Since most parents, despite the best of intentions, are not spared the rant and flight of their offspring, here are some helpful suggestions.

1. Be a good role model!

VERY IMPORTANT: Your child is mimicking the vernacular in your family. So pay more attention to what you say yourself and what expressions you use. If you always swear yourself in the car because the “idiot cannot drive over there”, then you must not expect your child not to imitate you. Stand by your mistake if something slips out anyway.

2. Do not generally forbid every curse word!

Give the child a certain leeway and do not forbid every wild word in principle and from the first use, but try to teach your child how to use them correctly.

3. Take the child's age into account!

Up to the age of three, children like to parrot everything and are happy if they can generate a reaction with it. You are not doing this out of bad will or to intentionally harm someone. It therefore makes little sense to explain to the child why they are not allowed to use these words. It would also not be able to understand this purely from the point of view of cognitive development. From the age of 3, however, a child understands the difference between good and bad, right and wrong. Now it makes sense to explain the meaning of the word to the child and to make him understand why he should not use this word.

4. Don't pay attention to harmless swear words!

Don't flinch when your young child says something indecent. Don't get angry and just ignore it. If they don't get a response or extra attention for their choice of words, they quickly lose interest in it.

5. Name the child's emotional state!

Instead of forbidding the frustrated or angry child to use swear words to get rid of their anger, name the child's feelings. Tell him: “You are angry, I understand that.” This helps the child to classify the many diffuse feelings and to give them names.

6. Set clear boundaries!

You can safely ignore many strong expressions. But say clearly and unambiguously which words are absolutely intolerable. If this offends people or uses expressions from the bottom drawer of vulgar language, this is not acceptable. But stay calm and explain to your child that this can offend people or offend them.

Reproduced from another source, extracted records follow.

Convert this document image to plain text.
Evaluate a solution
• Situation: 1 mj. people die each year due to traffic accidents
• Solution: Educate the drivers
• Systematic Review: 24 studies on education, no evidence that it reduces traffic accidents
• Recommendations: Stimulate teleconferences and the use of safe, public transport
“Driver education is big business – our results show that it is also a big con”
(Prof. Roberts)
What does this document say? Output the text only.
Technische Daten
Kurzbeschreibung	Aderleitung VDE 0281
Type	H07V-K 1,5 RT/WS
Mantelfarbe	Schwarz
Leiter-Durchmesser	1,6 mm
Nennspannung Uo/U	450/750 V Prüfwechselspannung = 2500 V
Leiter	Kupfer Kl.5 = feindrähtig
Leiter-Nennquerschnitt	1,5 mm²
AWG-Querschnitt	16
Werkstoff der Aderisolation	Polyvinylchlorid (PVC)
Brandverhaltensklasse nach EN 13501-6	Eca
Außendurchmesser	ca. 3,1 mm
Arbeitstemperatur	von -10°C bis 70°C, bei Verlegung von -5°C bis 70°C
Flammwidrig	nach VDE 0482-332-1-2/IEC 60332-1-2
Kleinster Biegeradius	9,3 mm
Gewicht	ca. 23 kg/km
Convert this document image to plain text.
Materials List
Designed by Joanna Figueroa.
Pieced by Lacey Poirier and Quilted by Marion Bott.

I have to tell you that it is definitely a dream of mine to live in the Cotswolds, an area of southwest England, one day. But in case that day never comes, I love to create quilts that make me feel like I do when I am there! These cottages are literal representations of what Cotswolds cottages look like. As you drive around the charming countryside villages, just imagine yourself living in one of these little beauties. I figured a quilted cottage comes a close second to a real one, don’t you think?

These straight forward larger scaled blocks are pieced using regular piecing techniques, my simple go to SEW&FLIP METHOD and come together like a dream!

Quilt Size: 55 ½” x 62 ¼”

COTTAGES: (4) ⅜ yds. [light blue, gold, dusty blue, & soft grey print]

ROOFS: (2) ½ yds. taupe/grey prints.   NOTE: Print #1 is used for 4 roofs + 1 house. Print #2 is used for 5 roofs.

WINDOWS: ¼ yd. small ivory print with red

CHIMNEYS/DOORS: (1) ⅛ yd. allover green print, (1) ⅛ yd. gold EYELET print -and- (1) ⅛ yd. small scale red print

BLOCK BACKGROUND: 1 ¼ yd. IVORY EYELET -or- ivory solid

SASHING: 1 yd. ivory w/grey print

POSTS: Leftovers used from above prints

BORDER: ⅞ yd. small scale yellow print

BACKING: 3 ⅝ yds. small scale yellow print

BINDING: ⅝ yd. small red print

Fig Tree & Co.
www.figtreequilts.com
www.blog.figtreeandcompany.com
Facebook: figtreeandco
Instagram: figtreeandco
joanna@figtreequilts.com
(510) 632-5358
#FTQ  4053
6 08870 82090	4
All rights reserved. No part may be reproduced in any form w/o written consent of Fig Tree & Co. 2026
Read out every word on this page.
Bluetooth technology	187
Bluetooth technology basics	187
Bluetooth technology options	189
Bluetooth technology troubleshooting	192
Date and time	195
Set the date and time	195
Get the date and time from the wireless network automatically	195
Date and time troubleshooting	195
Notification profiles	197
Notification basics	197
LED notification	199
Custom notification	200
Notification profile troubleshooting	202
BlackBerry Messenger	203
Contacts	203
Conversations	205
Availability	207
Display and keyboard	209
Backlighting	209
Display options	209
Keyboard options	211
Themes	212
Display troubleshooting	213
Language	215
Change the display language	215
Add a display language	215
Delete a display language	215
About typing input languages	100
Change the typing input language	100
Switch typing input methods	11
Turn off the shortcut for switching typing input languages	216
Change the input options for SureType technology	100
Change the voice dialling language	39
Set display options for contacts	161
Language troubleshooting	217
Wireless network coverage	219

7. Explain the meaning of swear words!

Try to explain certain words to your child in an age-appropriate manner, if this is already possible. Or explain to the child how this expression can make other people feel.

8. Let Consequences Follow!

If your child repeatedly and consciously uses certain swear words, this should have logical and understandable consequences for the child. Don't get angry, stay calm. Just tell the child that you won't talk to him like this and send him out of the kitchen. Or leave the playground if it offends other children. But make it clear to him why you are doing this.

9. Don't reward insults!

If your child gets angry because they can't get their way and berates you because of it, you should definitely not give in. Don't reward it with a smile either, because the wild words from the child's mouth sound kind of funny.

Stay calm! Don't let your child's swear words provoke you. Keep calm and don't take it personally. In any case, avoid turning the tables and insulting the child on your part.

10. Invent fun alternatives!

Certain words can be safely ignored. Others may or may not want to accept you. An alternative to these "forbidden" expressions are fantasy words, which may be used instead of these. Or have each family member shout a curse word they no longer want to say into a paper sack, inflate it and let it burst with a bang. If the word slips out to the parents or the children, they have to endure a funny punishment. The person (whether child or parent) must e.g. B. sit on the floor and sing a song.